突然、ビルの間を吹きぬける風が冷たく感じられた。いつのまにか暗い雲が広がって、空気が重く湿っている。
「おかしいな。道、間違えたかな。一本前で曲がるんだったかな」
交差点に着くと、彼方は急に立ち止まった。鼻先がぶつかりそうになって、珪は前傾姿勢のままなんとかこらえた。彼方は周囲を見渡して指差し確認をしながら、横道へ入っていく。
「雨降りそうだな」
彼方は駆け足で先を急ぐ。珪は必死で追いかける。もっと近づきたいのに、あと少しで手が届くのに、彼方の腕は珪の手をすり抜けて行ってしまう。

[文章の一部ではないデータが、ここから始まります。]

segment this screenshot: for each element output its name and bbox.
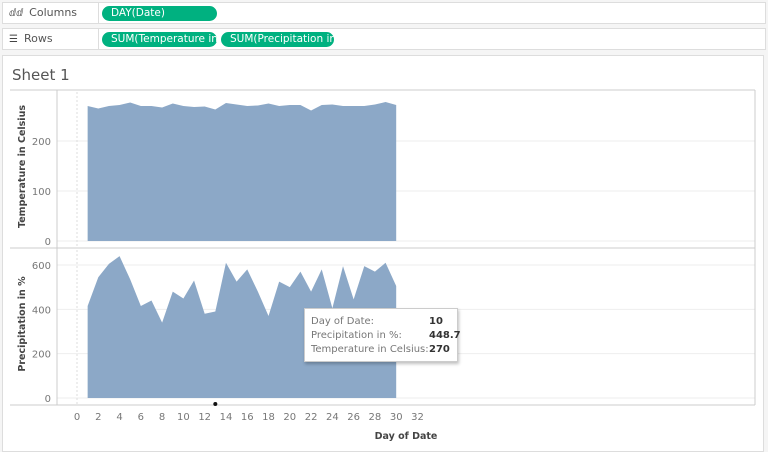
x-tick-label: 20	[283, 412, 296, 423]
rows-shelf: ☰ Rows SUM(Temperature in.. SUM(Precipita…	[2, 28, 766, 50]
x-tick-label: 12	[198, 412, 211, 423]
x-tick-label: 24	[326, 412, 339, 423]
y-tick-label: 100	[32, 187, 51, 198]
y-tick-label: 600	[32, 261, 51, 272]
x-tick-label: 8	[159, 412, 165, 423]
rows-label: ☰ Rows	[3, 29, 99, 49]
y-axis-title: Precipitation in %	[17, 276, 28, 372]
pill-day-date[interactable]: DAY(Date)	[102, 6, 217, 21]
tooltip: Day of Date: 10 Precipitation in %: 448.7 …	[304, 308, 461, 362]
x-tick-label: 10	[177, 412, 190, 423]
y-tick-label: 0	[45, 237, 51, 248]
pill-sum-precipitation[interactable]: SUM(Precipitation in ..	[221, 32, 334, 47]
y-axis-title: Temperature in Celsius	[17, 105, 28, 228]
hover-mark	[213, 402, 218, 406]
rows-icon: ☰	[9, 34, 18, 45]
x-tick-label: 2	[95, 412, 101, 423]
x-tick-label: 22	[305, 412, 318, 423]
y-tick-label: 200	[32, 137, 51, 148]
tooltip-row: Precipitation in %: 448.7	[311, 330, 461, 341]
columns-label: ⅆⅆ Columns	[3, 3, 99, 23]
tooltip-row: Day of Date: 10	[311, 316, 443, 327]
x-tick-label: 0	[74, 412, 80, 423]
x-tick-label: 26	[347, 412, 360, 423]
x-tick-label: 16	[241, 412, 254, 423]
area-series	[87, 256, 397, 398]
x-tick-label: 4	[116, 412, 122, 423]
pill-sum-temperature[interactable]: SUM(Temperature in..	[102, 32, 217, 47]
x-tick-label: 6	[138, 412, 144, 423]
sheet-title: Sheet 1	[12, 66, 70, 84]
y-tick-label: 0	[45, 394, 51, 405]
x-tick-label: 14	[220, 412, 233, 423]
x-tick-label: 18	[262, 412, 275, 423]
area-series	[87, 102, 397, 241]
tooltip-row: Temperature in Celsius: 270	[311, 344, 450, 355]
x-tick-label: 28	[369, 412, 382, 423]
columns-shelf: ⅆⅆ Columns DAY(Date)	[2, 2, 766, 24]
x-tick-label: 32	[411, 412, 424, 423]
columns-icon: ⅆⅆ	[9, 8, 24, 19]
y-tick-label: 200	[32, 350, 51, 361]
x-tick-label: 30	[390, 412, 403, 423]
y-tick-label: 400	[32, 305, 51, 316]
x-axis-title: Day of Date	[375, 431, 438, 442]
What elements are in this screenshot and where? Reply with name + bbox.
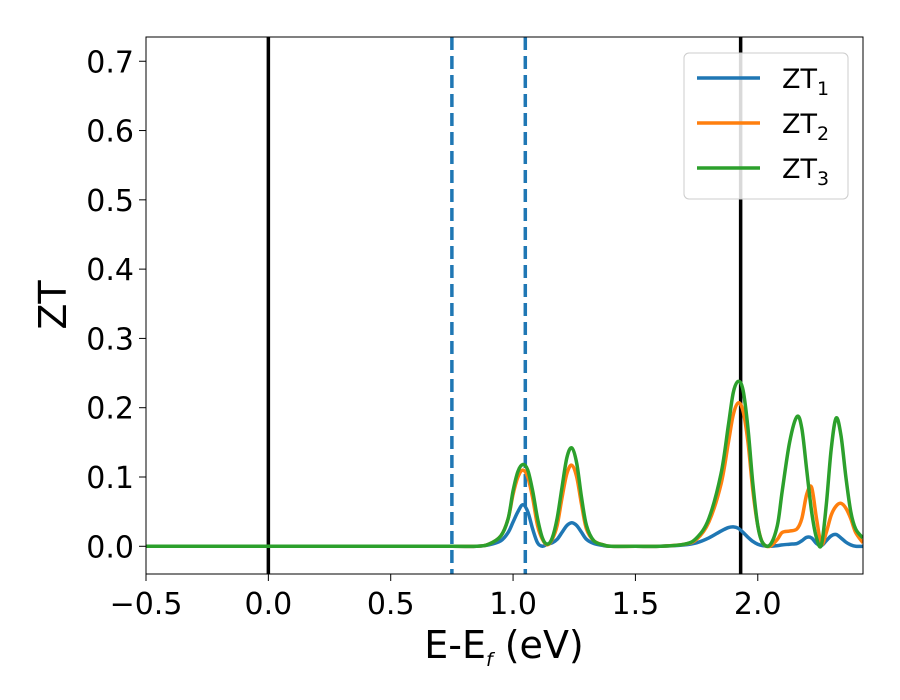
legend: ZT1 ZT2 ZT3: [683, 52, 849, 200]
y-tick-label: 0.7: [86, 45, 134, 80]
y-axis-ticks: 0.0 0.1 0.2 0.3 0.4 0.5 0.6 0.7: [86, 45, 146, 565]
x-tick-label: 0.0: [244, 587, 292, 622]
legend-box: [683, 52, 849, 200]
x-tick-label: 1.5: [612, 587, 660, 622]
y-tick-label: 0.6: [86, 115, 134, 150]
legend-label-zt3: ZT3: [782, 154, 829, 190]
series-line-zt3: [146, 379, 863, 549]
x-tick-label: 0.5: [367, 587, 415, 622]
y-tick-label: 0.3: [86, 322, 134, 357]
y-tick-label: 0.5: [86, 184, 134, 219]
y-tick-label: 0.0: [86, 530, 134, 565]
legend-label-zt1: ZT1: [782, 64, 829, 100]
y-tick-label: 0.1: [86, 461, 134, 496]
series-lines: [146, 379, 863, 549]
x-axis-label: E-Ef (eV): [424, 623, 584, 671]
x-tick-label: −0.5: [110, 587, 183, 622]
legend-label-zt2: ZT2: [782, 109, 829, 145]
x-axis-ticks: −0.5 0.0 0.5 1.0 1.5 2.0: [110, 574, 782, 622]
plot-frame: [145, 36, 864, 575]
x-tick-label: 2.0: [734, 587, 782, 622]
y-tick-label: 0.4: [86, 253, 134, 288]
y-tick-label: 0.2: [86, 392, 134, 427]
y-axis-label: ZT: [31, 280, 75, 330]
x-tick-label: 1.0: [489, 587, 537, 622]
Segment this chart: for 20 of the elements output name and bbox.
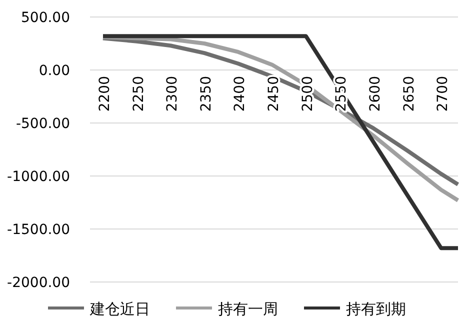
x-tick-label: 2500 xyxy=(300,76,316,112)
legend-label: 持有一周 xyxy=(218,300,278,318)
x-tick-label: 2400 xyxy=(232,76,248,112)
x-tick-label: 2250 xyxy=(130,76,147,112)
y-tick-label: 500.00 xyxy=(21,10,70,26)
x-tick-label: 2700 xyxy=(435,76,452,112)
x-tick-label: 2350 xyxy=(198,76,214,112)
y-tick-label: -1500.00 xyxy=(7,222,70,238)
legend-label: 建仓近日 xyxy=(89,300,150,318)
y-tick-label: -500.00 xyxy=(16,116,70,132)
legend-label: 持有到期 xyxy=(346,300,406,318)
y-tick-label: -1000.00 xyxy=(7,169,70,185)
x-tick-label: 2600 xyxy=(367,76,384,112)
x-tick-label: 2200 xyxy=(97,76,113,112)
y-tick-label: -2000.00 xyxy=(7,275,70,291)
x-tick-label: 2300 xyxy=(164,76,181,112)
y-tick-label: 0.00 xyxy=(38,63,70,79)
x-tick-label: 2650 xyxy=(401,76,418,112)
x-tick-label: 2450 xyxy=(266,76,282,112)
x-tick-label: 2550 xyxy=(334,76,350,112)
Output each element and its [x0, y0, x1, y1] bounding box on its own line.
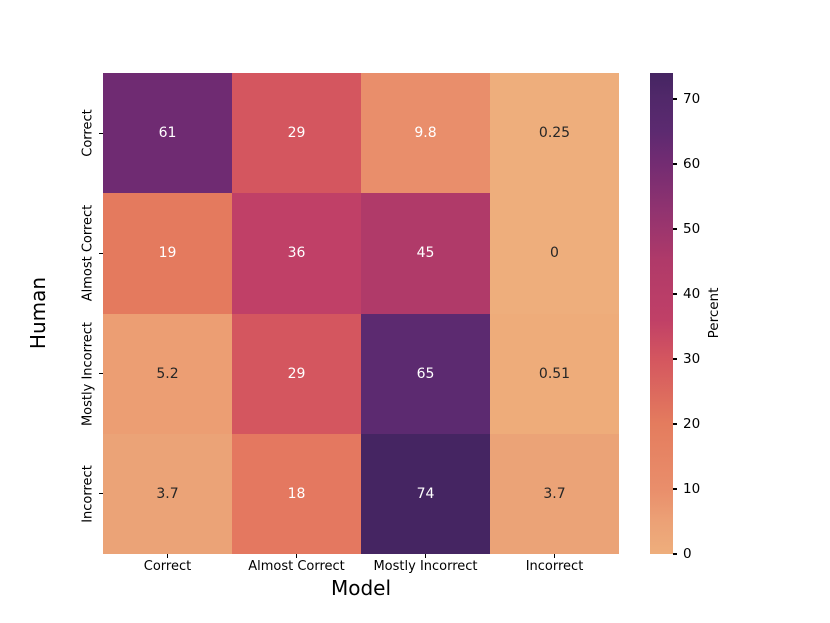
colorbar-tick-label: 60 — [683, 156, 701, 172]
colorbar-tick-mark — [673, 163, 677, 165]
colorbar — [650, 73, 673, 554]
colorbar-tick-label: 30 — [683, 351, 701, 367]
y-tick-mark — [99, 132, 103, 134]
x-tick-label: Mostly Incorrect — [373, 559, 478, 574]
heatmap-cell: 0.25 — [490, 73, 619, 194]
x-tick-mark — [295, 554, 298, 558]
heatmap-cell: 3.7 — [490, 433, 619, 554]
colorbar-tick-mark — [673, 553, 677, 555]
heatmap-cell: 45 — [361, 193, 490, 314]
y-tick-label: Correct — [80, 109, 96, 157]
y-tick-label: Incorrect — [80, 465, 96, 523]
colorbar-tick-label: 20 — [683, 416, 701, 432]
heatmap-cell: 5.2 — [103, 313, 232, 434]
y-axis-label: Human — [26, 276, 50, 350]
x-tick-label: Correct — [143, 559, 192, 574]
colorbar-tick-mark — [673, 293, 677, 295]
x-tick-mark — [166, 554, 169, 558]
colorbar-tick-mark — [673, 98, 677, 100]
heatmap-cell: 0 — [490, 193, 619, 314]
colorbar-label: Percent — [706, 287, 722, 339]
heatmap-cell: 3.7 — [103, 433, 232, 554]
colorbar-tick-label: 70 — [683, 91, 701, 107]
colorbar-tick-mark — [673, 228, 677, 230]
y-tick-mark — [99, 493, 103, 495]
x-tick-label: Incorrect — [525, 559, 584, 574]
y-tick-label: Mostly Incorrect — [80, 321, 96, 426]
colorbar-tick-label: 40 — [683, 286, 701, 302]
heatmap-cell: 74 — [361, 433, 490, 554]
heatmap-cell: 29 — [232, 313, 361, 434]
heatmap-cell: 18 — [232, 433, 361, 554]
heatmap-cell: 65 — [361, 313, 490, 434]
heatmap-cell: 29 — [232, 73, 361, 194]
heatmap-cell: 61 — [103, 73, 232, 194]
heatmap-cell: 9.8 — [361, 73, 490, 194]
heatmap-grid: 61 29 9.8 0.25 19 36 45 0 5.2 29 65 0.51 3.7 18 74 3.7 — [103, 73, 619, 554]
y-tick-label: Almost Correct — [80, 205, 96, 302]
x-tick-label: Almost Correct — [248, 559, 345, 574]
colorbar-tick-mark — [673, 358, 677, 360]
y-tick-mark — [99, 373, 103, 375]
colorbar-tick-label: 0 — [683, 546, 692, 562]
heatmap-cell: 36 — [232, 193, 361, 314]
heatmap-cell: 19 — [103, 193, 232, 314]
x-tick-mark — [553, 554, 556, 558]
colorbar-tick-label: 50 — [683, 221, 701, 237]
colorbar-tick-label: 10 — [683, 481, 701, 497]
y-tick-mark — [99, 252, 103, 254]
x-axis-label: Model — [330, 576, 392, 600]
x-tick-mark — [424, 554, 427, 558]
colorbar-tick-mark — [673, 423, 677, 425]
heatmap-cell: 0.51 — [490, 313, 619, 434]
colorbar-tick-mark — [673, 488, 677, 490]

ビルのむこうが白く光った。空を見上げていたので、曲がり角から来た二人連れに気づくのが遅れた。すれちがったのは一瞬で、親しげな様子の二人は珪たちの来た方向へ通り過ぎていった。人相や風体まではわからなかったが、どちらも男だった。彼らはごく自然で、風景に溶けこんで見えた。
「な、いまの見た?」
彼方が振り返らずに、そっと耳打ちした。聞き返すより前に、低い声が降ってきた。
「手、つないでたよな、あれ」
「え、ああ、うん」
舌がのどに張りついて、裏返ったような変な声が出た。
びっくりしたーと無邪気に繰り返す彼方に、これ以上近づくことができなかった。
「どうかしたのか?」
「いや、なんでもない。雨、降ってきたよ」
「うわ、ヤバイ。間に合うかな」
遠くで稲妻が光り、しばらくしてから雷鳴が轟いた。